どうやら先ほどの路地にいた二人組らしく、肩に手を回している人と地図を取った人は別人のようだ。



『か…返して!』

「心配しないでも連れていってあげるよ」「俺たちから離れちゃだめだよォ?」

『……っ…』




<絶対に俺から離れるな>





『(離れるなって…、置いていったのは神田さんじゃないですか…)…っ』


抵抗するも私の体はひょいと抱えられ路地へと連れていかれる。道行く人たちはみんな知らないふり。

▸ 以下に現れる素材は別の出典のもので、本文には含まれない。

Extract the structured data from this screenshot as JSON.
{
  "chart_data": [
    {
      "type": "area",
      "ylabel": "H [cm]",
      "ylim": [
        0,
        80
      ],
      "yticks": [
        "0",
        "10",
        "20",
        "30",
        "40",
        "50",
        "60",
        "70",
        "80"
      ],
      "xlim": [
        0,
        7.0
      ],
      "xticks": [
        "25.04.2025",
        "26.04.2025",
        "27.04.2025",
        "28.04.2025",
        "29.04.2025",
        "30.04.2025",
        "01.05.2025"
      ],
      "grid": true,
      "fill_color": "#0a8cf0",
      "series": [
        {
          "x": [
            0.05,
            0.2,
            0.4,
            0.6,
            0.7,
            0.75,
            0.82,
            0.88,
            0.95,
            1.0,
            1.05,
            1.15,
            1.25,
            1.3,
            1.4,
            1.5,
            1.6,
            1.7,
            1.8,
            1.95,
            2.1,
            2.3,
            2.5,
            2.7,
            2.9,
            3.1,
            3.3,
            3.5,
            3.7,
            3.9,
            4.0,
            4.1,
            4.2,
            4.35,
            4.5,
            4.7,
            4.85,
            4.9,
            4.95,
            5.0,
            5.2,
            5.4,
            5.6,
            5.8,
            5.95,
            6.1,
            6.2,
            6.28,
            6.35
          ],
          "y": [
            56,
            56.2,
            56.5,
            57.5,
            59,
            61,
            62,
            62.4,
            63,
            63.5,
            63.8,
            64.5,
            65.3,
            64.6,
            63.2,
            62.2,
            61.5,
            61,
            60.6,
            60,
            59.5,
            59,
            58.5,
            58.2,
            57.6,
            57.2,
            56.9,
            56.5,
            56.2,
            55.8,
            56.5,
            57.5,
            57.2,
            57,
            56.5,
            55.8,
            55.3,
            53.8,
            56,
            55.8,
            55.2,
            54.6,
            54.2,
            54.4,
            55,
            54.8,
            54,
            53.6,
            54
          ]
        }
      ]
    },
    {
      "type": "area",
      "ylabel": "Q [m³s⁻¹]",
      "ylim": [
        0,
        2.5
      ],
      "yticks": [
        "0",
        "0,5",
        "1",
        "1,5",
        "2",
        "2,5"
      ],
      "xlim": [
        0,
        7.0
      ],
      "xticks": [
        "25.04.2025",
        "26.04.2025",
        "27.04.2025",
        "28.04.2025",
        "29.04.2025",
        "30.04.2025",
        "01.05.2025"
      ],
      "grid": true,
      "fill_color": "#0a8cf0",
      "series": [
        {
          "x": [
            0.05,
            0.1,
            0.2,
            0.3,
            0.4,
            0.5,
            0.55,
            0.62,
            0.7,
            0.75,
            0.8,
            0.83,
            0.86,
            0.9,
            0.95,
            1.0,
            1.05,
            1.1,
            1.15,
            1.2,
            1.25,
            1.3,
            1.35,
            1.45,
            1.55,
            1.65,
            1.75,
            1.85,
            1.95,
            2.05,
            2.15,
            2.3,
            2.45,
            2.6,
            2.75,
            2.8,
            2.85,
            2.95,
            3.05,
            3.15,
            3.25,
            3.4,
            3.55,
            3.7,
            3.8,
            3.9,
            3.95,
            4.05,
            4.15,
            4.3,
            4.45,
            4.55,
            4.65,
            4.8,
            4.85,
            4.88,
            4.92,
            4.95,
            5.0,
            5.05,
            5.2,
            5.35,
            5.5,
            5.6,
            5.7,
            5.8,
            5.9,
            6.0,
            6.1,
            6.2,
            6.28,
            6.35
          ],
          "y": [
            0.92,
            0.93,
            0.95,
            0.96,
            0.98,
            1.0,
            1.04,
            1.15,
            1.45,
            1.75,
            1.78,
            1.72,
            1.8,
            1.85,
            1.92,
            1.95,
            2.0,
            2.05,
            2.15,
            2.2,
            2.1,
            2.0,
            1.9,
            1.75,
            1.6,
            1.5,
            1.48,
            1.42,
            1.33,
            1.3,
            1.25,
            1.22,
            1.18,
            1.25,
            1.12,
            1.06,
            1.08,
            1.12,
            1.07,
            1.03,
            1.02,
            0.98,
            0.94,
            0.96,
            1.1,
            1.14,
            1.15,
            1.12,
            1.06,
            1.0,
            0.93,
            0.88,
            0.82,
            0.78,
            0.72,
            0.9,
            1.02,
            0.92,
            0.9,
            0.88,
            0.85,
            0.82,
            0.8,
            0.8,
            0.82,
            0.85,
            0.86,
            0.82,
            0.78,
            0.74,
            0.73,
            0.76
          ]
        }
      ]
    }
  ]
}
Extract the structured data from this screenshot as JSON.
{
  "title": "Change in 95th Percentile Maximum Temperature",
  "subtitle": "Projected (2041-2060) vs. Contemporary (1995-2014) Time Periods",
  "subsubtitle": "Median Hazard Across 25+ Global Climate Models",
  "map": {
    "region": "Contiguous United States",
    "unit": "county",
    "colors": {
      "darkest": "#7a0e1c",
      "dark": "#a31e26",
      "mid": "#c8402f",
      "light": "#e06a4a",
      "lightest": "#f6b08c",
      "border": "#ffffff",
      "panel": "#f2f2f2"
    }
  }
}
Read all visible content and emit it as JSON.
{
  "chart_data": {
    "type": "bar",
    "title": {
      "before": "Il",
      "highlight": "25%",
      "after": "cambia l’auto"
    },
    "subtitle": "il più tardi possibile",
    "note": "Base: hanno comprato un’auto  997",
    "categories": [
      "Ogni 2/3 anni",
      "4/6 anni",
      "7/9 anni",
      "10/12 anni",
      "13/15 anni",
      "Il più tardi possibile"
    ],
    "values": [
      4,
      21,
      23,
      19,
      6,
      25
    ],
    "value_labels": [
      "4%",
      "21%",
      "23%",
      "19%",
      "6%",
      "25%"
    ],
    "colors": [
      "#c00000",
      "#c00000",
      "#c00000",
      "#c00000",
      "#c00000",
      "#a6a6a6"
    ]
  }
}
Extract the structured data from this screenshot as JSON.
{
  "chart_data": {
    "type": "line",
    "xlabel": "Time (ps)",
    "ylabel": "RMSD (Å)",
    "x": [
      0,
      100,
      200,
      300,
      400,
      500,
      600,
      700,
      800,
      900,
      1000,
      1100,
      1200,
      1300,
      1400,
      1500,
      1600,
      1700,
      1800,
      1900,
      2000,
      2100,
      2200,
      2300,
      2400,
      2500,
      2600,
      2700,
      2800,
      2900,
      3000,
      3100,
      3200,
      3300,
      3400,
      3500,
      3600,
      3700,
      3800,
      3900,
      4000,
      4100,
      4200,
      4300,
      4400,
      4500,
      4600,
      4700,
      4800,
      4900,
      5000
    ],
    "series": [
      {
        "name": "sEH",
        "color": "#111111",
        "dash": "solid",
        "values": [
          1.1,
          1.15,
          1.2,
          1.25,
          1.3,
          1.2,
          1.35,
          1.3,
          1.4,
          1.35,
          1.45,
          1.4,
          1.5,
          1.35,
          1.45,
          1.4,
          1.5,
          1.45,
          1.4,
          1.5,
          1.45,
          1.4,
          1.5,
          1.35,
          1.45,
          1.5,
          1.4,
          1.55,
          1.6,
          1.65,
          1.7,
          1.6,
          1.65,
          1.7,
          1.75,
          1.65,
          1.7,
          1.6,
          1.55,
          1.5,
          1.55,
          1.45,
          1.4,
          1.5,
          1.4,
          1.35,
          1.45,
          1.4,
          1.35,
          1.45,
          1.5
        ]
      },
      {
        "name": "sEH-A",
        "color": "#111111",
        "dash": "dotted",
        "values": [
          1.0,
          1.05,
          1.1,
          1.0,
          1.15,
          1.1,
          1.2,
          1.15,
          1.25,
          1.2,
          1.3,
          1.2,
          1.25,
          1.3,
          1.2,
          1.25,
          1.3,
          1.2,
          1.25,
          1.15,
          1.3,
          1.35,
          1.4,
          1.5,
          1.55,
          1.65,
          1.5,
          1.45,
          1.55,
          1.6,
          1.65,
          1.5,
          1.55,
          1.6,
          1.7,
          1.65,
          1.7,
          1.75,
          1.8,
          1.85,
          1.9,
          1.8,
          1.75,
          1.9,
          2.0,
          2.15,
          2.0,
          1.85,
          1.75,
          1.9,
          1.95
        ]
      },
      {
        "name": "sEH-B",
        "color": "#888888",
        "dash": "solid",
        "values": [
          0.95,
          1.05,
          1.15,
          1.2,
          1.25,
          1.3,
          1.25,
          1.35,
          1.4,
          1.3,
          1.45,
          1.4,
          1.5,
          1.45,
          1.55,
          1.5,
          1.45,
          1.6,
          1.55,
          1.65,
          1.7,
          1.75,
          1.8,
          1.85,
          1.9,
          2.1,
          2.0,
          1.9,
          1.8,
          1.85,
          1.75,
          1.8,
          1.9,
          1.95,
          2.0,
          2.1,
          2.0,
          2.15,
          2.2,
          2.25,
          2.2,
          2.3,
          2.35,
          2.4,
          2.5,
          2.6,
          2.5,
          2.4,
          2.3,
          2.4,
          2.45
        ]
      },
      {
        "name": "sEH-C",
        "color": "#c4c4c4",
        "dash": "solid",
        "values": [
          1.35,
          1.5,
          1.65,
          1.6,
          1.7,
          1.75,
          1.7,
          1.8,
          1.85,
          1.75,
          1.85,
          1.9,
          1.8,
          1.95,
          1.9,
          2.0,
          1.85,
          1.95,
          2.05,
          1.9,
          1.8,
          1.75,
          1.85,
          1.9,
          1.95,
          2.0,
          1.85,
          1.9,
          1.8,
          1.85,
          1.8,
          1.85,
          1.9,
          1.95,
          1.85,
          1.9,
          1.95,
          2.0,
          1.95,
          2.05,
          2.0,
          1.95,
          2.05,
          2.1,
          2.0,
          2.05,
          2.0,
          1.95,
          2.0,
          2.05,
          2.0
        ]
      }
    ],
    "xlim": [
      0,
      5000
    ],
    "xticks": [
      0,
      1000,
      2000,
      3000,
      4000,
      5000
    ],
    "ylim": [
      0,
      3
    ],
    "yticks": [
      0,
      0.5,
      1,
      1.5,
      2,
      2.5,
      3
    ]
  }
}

……あぁ、見て見ぬふりをされると思い出す。まだ拭いきれてないんだ…。





「大人しくなったな?」

「もうここでヤッちまおうぜェ」


いつの間にか人混みは見えなくなり、辺りはじめっとした空気に包まれている。カタカタと震える体、声を出そうにも声の出し方を忘れてしまった。



―――ドサッ


『……っ…』

「段ボールの上なら痛くないだろ?」

「今回は俺からなァ」


一人の男性がぎゅっと縮こまった私の腕を頭上で掴む。足で抵抗しようとしても目の前の帽子をかぶった男性に難なく抑えられてしまった。



『……や、ぁ…』

「へへへ……可愛い声で鳴けよ?」

『……っ…!!』


首もとに顔を埋められゾクッと体をひねる。そうこうしているうちに服の裾からするっと冷たい手が入ってきた。